Which tells me something that I already knew about the sub-optimal circulation achieved by the Time Out New York website during the decade-plus that I wrote about metal there on a regular basis. Interviews with Tony Iommi (Black Sabbath), Scott Ian (Anthrax), Barney Greenway (Napalm Death), Frank Mullen (Suffocation), Randy Blythe (Lamb of God), Carley Coma (Candiria), and plenty more… it's as if they never happened.
Penetration makes all the difference. What a metal-worthy observation.
Anyway, at roughly 195 words my review of the amazing new Iron Maiden double set – a deluxe-edition copy of which I allowed myself the pleasure of purchasing with cash currency at a brick-and-mortar store today – really only scratches the surface. At that length, all you really hope to do is attract attention and pique interest enough to encourage a reader to investigate further.

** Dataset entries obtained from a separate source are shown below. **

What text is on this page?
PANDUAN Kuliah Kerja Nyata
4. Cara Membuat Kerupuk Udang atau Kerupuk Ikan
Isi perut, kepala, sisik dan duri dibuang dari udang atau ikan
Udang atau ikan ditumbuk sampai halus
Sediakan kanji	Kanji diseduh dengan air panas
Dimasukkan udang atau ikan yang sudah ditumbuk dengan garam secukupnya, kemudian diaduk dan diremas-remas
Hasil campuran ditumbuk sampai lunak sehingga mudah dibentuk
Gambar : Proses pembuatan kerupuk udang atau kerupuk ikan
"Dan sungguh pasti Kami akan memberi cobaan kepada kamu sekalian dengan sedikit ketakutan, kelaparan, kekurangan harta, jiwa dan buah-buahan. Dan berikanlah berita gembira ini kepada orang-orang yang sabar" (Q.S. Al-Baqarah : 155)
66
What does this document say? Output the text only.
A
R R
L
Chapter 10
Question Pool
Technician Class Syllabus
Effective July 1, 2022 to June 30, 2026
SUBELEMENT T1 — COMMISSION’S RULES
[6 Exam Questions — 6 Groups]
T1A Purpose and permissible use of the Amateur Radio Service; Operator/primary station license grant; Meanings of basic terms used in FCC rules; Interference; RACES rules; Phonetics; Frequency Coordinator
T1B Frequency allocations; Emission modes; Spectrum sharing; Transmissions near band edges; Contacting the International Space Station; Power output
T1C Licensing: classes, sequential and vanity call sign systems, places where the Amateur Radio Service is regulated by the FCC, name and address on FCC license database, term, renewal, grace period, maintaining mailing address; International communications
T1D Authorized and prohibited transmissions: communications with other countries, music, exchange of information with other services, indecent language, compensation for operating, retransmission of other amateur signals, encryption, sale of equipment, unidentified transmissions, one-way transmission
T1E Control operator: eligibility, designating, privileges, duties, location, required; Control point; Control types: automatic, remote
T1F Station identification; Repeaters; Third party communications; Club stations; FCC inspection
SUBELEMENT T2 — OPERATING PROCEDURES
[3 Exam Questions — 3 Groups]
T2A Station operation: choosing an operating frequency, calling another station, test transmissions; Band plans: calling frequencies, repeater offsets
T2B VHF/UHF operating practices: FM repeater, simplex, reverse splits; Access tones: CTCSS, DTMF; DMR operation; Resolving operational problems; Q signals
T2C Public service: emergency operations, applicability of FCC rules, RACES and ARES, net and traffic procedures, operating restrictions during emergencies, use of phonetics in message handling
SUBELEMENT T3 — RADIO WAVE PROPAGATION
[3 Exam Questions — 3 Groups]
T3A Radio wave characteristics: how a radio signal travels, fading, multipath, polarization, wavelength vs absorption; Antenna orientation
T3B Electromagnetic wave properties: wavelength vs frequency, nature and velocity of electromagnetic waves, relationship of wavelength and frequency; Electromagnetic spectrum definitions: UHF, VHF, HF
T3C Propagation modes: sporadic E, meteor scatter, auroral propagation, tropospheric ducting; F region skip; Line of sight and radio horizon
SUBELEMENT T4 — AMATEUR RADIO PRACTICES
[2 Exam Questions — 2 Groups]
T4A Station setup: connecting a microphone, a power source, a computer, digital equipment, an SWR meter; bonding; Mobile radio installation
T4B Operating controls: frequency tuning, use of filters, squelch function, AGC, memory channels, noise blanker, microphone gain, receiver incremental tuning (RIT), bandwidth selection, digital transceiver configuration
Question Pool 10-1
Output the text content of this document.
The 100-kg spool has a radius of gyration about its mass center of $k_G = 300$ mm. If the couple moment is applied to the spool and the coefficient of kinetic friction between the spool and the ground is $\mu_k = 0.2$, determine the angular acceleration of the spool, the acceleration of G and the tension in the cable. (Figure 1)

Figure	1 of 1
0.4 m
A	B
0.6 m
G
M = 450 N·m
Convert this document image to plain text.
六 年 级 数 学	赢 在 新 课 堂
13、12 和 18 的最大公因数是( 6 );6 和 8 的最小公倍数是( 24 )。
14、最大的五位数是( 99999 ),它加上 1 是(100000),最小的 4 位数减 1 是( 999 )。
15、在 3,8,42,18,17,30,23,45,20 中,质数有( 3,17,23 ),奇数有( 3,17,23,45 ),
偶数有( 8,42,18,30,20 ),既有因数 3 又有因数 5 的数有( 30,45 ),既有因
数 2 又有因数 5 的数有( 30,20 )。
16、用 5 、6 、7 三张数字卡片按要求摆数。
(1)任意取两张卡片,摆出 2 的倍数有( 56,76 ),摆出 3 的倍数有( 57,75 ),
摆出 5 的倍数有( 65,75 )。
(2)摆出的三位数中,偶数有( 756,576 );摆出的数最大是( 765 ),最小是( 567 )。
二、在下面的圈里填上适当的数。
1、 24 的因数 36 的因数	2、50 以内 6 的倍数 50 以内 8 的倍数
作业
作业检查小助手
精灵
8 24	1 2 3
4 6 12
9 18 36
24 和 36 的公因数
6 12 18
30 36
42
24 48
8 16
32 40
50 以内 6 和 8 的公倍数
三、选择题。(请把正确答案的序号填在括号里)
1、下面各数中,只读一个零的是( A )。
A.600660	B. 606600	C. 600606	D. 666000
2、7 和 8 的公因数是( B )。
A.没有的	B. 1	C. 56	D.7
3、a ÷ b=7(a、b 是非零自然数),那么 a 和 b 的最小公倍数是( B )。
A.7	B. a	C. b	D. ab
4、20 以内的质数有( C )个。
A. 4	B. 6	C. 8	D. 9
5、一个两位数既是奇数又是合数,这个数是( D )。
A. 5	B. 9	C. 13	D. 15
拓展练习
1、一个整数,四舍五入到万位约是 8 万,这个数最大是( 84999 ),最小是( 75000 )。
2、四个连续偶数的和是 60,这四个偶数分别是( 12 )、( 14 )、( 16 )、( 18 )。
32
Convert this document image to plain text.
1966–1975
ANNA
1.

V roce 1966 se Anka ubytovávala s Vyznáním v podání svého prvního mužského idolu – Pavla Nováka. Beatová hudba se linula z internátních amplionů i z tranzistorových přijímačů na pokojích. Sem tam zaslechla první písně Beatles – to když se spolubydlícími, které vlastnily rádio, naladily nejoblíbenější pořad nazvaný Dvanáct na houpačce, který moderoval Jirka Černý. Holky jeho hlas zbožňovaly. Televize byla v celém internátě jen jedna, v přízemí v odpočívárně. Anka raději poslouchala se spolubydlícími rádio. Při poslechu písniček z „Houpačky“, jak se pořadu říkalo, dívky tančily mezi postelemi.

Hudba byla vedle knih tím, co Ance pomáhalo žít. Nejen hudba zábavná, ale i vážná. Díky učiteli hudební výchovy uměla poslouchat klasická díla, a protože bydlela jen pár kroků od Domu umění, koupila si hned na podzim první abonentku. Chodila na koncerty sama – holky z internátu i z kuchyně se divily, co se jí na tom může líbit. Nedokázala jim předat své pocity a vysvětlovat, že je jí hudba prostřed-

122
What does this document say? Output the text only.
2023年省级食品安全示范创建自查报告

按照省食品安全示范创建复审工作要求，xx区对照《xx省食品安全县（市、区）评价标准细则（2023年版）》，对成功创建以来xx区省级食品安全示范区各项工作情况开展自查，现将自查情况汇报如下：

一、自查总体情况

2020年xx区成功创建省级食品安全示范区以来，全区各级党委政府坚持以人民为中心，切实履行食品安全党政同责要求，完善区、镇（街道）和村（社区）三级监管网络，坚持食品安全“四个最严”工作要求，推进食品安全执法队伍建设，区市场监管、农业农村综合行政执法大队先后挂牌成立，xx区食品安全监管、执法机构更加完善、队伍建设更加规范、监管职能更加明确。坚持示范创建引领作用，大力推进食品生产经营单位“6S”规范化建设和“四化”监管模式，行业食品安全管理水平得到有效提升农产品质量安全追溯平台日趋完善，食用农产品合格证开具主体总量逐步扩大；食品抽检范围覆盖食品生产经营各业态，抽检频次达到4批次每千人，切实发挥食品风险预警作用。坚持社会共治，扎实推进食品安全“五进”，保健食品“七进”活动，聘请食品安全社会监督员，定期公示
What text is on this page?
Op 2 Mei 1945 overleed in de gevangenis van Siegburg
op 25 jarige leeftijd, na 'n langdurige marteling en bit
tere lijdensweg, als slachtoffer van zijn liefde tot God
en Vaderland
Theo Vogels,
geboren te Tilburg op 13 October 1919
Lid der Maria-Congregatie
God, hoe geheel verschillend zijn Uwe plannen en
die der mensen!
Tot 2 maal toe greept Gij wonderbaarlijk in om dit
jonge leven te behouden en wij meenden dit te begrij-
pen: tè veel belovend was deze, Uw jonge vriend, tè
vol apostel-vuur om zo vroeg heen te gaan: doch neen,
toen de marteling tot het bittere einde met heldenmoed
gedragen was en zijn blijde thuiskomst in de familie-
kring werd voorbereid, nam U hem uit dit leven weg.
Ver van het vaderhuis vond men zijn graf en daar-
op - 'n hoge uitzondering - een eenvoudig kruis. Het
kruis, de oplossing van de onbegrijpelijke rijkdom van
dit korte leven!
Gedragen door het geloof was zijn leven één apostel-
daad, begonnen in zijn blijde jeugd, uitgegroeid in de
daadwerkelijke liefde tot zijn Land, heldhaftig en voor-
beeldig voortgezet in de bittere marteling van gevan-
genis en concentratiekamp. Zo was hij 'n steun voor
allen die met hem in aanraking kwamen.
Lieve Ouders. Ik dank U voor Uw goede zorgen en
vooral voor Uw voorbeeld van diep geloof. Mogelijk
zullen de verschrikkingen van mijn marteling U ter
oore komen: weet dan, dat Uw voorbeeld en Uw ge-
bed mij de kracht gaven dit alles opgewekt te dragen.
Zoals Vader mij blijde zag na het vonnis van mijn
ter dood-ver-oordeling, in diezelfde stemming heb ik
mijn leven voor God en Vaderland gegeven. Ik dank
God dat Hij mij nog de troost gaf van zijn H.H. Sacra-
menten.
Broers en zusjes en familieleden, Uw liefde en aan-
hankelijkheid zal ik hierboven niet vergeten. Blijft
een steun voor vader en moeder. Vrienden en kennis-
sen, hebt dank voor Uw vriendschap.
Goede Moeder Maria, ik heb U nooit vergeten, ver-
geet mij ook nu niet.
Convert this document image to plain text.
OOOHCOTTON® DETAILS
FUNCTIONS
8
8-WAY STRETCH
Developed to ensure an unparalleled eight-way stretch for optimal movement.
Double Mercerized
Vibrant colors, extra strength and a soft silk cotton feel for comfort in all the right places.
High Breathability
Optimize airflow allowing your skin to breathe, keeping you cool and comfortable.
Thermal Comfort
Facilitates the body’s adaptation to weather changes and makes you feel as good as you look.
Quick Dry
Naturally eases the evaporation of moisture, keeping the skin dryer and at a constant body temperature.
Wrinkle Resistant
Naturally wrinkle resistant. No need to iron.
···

If I'd had a few more lines, I like to think I would have written that the album sort of feels like two regular-length albums; that it's superbly paced and agreeably produced; that certain motifs here quite strongly recall specific songs from the initial albums Iron Maiden made with Bruce Dickinson and Adrian Smith back on board, Brave New World and Dance of Death; and that The Book of Souls, for its girth, is a more consistently strong album than its two worthy studio predecessors, A Matter of Life and Death and The Final Frontier.
Since I did not write any of that, I'll recommend strongly that you read the detailed, insightful, and convincing examination and analysis that Adrien Begrand wrote for PopMatters.
Next year's world tour can't come soon enough.